Facebook sotto attacco. E non sono gli hacker! - Hydrogen Code
marzo 26, 2018

Fa riflettere la reazione del mondo alla scoperta che Facebook accumula dati sui suoi utenti e consente agli altri di usarli. Da un giorno all’altro, sembra che gli utenti abbiano realizzato che Facebook accumula dati sui suoi utenti e li utilizza a scopi commerciali. Di botto, il mondo intero scopre che una piattaforma che permette di condividere opinioni, selfie e stati d’animo con tanto di geolocalizzazione potrebbe essere usati per scopi pubblicitari. Addirittura, che chiunque può accedere a questi dati semplicemente investendo dei soldi sugli strumenti pubblicitari offerti dell’azienda. Dopo anni finalmente si scopre che Zuckerberg non è un generoso mecenate bensì uno che coi dati che immagazzina ci fa un business miliardari. 

Nonostante l’ovvietà, la notizia ha fatto più scalpore del dovuto e – inevitabilmente – gli strascichi iniziano a essere pesanti per la piattaforma di Zuckerberg che ora si trova ad affrontare class action, accuse di spiare anche gli SMS degli utenti Android (subito smentite) e attacchi da ogni dove. Magari dalla stessa gente che sino a poco tempo fa faceva lo stesso: quando Obama vinse le elezioni – vantandosi di aver saputo sfruttare bene i social – tutto era splendido. Oggi che al potere c’è il suo “avversario”, sfruttare (legalmente, sia chiaro) a scopi politici i dati diventa manipolazione. 

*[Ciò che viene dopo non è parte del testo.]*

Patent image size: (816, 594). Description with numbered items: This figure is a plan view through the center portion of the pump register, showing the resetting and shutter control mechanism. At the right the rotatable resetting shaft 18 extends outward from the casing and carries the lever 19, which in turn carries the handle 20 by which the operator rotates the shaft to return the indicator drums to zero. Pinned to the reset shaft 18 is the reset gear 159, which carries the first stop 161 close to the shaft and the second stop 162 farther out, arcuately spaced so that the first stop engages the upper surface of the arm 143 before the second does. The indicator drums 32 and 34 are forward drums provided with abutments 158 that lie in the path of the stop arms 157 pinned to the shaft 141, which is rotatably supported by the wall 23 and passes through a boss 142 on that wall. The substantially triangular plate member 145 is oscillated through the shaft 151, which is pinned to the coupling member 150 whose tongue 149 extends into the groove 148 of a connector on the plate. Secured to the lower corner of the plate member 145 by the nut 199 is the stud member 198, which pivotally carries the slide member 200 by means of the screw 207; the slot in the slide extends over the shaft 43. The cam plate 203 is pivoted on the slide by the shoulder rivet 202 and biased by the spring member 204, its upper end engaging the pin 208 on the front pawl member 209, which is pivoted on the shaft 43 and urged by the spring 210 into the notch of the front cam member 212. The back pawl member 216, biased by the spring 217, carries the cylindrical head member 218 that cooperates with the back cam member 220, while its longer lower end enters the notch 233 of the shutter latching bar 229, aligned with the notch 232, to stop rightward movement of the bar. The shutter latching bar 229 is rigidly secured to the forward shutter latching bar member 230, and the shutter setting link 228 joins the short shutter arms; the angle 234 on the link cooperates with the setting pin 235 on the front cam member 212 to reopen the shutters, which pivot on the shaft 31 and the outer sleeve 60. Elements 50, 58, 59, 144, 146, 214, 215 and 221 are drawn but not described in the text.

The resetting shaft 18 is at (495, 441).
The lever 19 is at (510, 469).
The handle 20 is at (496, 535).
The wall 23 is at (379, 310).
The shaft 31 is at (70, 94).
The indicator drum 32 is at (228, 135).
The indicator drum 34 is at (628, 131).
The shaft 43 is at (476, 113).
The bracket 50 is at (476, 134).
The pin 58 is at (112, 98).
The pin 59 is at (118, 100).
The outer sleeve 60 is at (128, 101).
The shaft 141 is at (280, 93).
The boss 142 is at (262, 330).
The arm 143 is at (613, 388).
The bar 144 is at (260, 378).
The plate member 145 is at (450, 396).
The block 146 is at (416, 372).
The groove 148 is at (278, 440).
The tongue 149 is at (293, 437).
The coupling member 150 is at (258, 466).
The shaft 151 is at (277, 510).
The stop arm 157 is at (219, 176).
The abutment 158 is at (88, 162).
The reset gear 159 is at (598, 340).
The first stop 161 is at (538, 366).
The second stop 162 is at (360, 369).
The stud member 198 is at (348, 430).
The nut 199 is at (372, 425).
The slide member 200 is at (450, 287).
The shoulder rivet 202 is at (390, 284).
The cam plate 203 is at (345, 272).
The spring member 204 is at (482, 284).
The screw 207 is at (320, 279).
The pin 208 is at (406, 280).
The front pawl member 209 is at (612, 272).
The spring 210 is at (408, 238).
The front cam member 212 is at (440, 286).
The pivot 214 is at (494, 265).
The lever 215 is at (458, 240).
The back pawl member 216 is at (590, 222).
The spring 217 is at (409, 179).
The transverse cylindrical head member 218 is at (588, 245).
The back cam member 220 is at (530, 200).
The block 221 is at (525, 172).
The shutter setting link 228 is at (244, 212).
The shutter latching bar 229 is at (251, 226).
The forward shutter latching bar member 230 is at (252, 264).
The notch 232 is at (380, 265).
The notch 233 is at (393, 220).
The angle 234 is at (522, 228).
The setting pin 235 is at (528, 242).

Zuckerberg, al contrario di quanto avrebbero fatto personaggi più combattivi e carismatici, ha preferito usare una particolare strategia per difendersi. Chiedere scusa, riconoscere l’errore (che forse non c’è, a ben vedere, perché già da anni è stato cambiato il modo in cui si potevano carpire dati – legalmente – tramite l’Open Graph) e addirittura comprare pagine sui quotidiani dove si cosparge il capo di cenere. Come mai? Il motivo è semplice: Facebook è in crisi da tempo. Certo, macina denaro come non ci fosse un domani e ha convinto quasi un terzo della popolazione mondiali a iscriversi alla piattaforma. Peccato che, rispetto all’inizio, la gente abbia iniziato a farsi furba, a capire come funziona la privacy e a cedere sempre meno informazioni personali.
Chi ha meno di 25 anni probabilmente non apre più il profilo Facebook, esattamente come nessuno apre più la vecchia mail creata con Yahoo tanti anni fa e sostituita da servizi migliori. In generale, chi è rimasto su Facebook ha imparato a limitare la privacy dei suoi post, a non accettare più le richieste di amicizia da profili la cui foto mostrava giovanissime e procaci ragazze russe. L’engagement era in discesa da tempo, tanto che Zuckerberg aveva annunciato un radicale  cambio di rotta a dicembre, quel Family First che avrebbe distrutto la visibilità organica delle pagine, pur di favorire i rapporti personali, pur di convincere la gente a offrire i dati che ormai non condivideva più, non su questa piattaforma. Tanto che per risollevarla si può pensare di ripensarla radicalmente, anche a costo di sconfessare quanto fatto finora.

Facebook oggi è come un elefante vecchio e malaticcio sul quale si stanno accanendo i suoi avversari e, soprattutto, i media. Gli stessi media che a Zuckerberg hanno venduto l’anima in cambio della visibilità e che poi hanno reagito male quanto gli è stato presentato il conto, sempre più salato, per continuare a godere di tanta esposizione. Gli stessi media che, a seconda dei risultati elettorali, lo definiscono o Sacro Graal o creazione del demonio.

Alla fine, per Zuckerberg il vero dramma non sono le accuse che gli si muovono, ma il fatto che arrivino nel momento peggiore, quando Facebook ha iniziato ad annoiare. Fortuna – per Mark –  che da un lato c’è Instagram che continua a prendere piede e dall’altro Youtube che inizia a creare scontenti fra i creatori e gli inserzionisti. Tanto, nel giro di qualche mese, gli strali dei media saranno rivolti altrove e della privacy non parlerà più nessuno. Non fino alle prossime elezioni USA, per lo meno.